Op 18 oktober 2019 overleed op 92-jarige leeftijd Jan Hemmo Hemmes, in zijn woonplaats Maarssen. Jan Hemmes werd in 1927 geboren in Heteren en groeide op in Utrecht als lid van een gezin met drie kinderen. Zijn vader was arts en later Inspecteur van de Volksgezondheid.
Na het gymnasium wilde hij in 1945 weg- en waterbouw studeren. Hij kon in Delft geen kamer vinden en koos toen voor de studie geneeskunde in Utrecht.
Na het artsexamen heeft hij zijn militaire dienstplicht vervuld en is vervolgens voor zijn promotie terechtgekomen bij de afdeling Besmettingsleer, onder prof. dr. K.C. Winkler. Hier heeft hij zijn opleiding medische microbiologie afgerond met een promotieonderzoek naar de overleving van virusdeeltjes bij verschillende gradiënten van temperatuur en luchtvochtigheid.[1] De thesis mondde uit in een artikel, “Virus survival as a seasonal factor in influenza and poliomyelitis” [2], dat hij samen met K.C. Winkler en S.M. Kool in 1960 in Nature heeft gepubliceerd.
In 1949 leerde hij zijn toekomstige vrouw kennen. Zij trouwden in 1953 en kregen vijf kinderen, één zoon en vier dochters.
Omdat zij graag weg wilden uit Utrecht, solliciteerde Jan in 1960 naar een vacature op het Landslaboratorium te Willemstad, Curaçao. Hij werd daar aangenomen en het jonge gezin ondernam de reis naar de Antillen. Uiteindelijk werd Jan hoofd van dit laboratorium. In die periode heeft hij een diag-nostisch medium ontwikkeld, de “7-in”-buis waarmee op grond van zeven reacties (glucose, lactose, saccharose, H2S-productie, urease, beweeglijkheid en indol) een voorspellende identificatie van Salmonella en Shigella gemaakt kan worden.

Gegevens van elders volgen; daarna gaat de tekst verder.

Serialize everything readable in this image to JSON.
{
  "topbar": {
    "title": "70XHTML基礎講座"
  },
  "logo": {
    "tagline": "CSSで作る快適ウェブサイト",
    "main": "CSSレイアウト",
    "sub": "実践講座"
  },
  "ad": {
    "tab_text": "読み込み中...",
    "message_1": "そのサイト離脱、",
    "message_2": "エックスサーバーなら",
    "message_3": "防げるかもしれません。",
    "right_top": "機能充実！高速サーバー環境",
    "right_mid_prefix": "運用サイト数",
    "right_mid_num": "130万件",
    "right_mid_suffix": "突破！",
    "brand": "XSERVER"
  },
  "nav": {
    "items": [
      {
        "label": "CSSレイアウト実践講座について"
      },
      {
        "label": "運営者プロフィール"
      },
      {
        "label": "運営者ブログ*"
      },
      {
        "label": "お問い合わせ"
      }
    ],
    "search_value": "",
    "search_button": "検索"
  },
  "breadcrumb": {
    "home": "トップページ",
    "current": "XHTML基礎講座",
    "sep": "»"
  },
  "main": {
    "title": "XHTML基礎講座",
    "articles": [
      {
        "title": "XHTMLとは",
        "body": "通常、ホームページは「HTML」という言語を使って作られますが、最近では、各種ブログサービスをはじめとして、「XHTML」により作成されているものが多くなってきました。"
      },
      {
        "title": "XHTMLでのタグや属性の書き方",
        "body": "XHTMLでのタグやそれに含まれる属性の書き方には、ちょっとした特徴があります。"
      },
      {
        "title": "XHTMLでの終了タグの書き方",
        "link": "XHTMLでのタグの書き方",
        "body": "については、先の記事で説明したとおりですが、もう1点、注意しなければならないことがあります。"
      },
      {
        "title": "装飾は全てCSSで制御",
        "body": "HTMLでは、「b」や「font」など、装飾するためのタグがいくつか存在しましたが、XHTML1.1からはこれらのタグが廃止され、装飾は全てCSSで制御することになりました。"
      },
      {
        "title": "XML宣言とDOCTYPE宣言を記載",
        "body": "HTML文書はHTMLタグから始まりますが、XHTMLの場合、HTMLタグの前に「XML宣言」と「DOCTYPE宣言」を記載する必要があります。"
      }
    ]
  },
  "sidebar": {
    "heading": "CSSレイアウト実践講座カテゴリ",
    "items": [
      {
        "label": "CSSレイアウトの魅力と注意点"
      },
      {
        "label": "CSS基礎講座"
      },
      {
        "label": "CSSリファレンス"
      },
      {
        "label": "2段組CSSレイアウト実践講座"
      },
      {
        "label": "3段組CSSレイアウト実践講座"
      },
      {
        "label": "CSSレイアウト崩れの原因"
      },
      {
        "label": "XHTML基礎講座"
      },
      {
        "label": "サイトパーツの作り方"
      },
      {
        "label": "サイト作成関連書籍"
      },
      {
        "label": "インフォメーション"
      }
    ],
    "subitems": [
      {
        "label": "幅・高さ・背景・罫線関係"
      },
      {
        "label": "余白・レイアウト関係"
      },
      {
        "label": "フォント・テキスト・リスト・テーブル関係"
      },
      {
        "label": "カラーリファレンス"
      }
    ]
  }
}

Na zijn terugkeer in 1969, kreeg Jan een aanstelling bij de Streeklaboratoria Pathologie en Microbiologie in Twente en de Gelderse Achterhoek. Hij werkte aanvankelijk samen met bacterioloog A. Marseille, later werd hij benoemd tot adjunct-directeur van de inmiddels in een stichting ondergebrachte laboratoria.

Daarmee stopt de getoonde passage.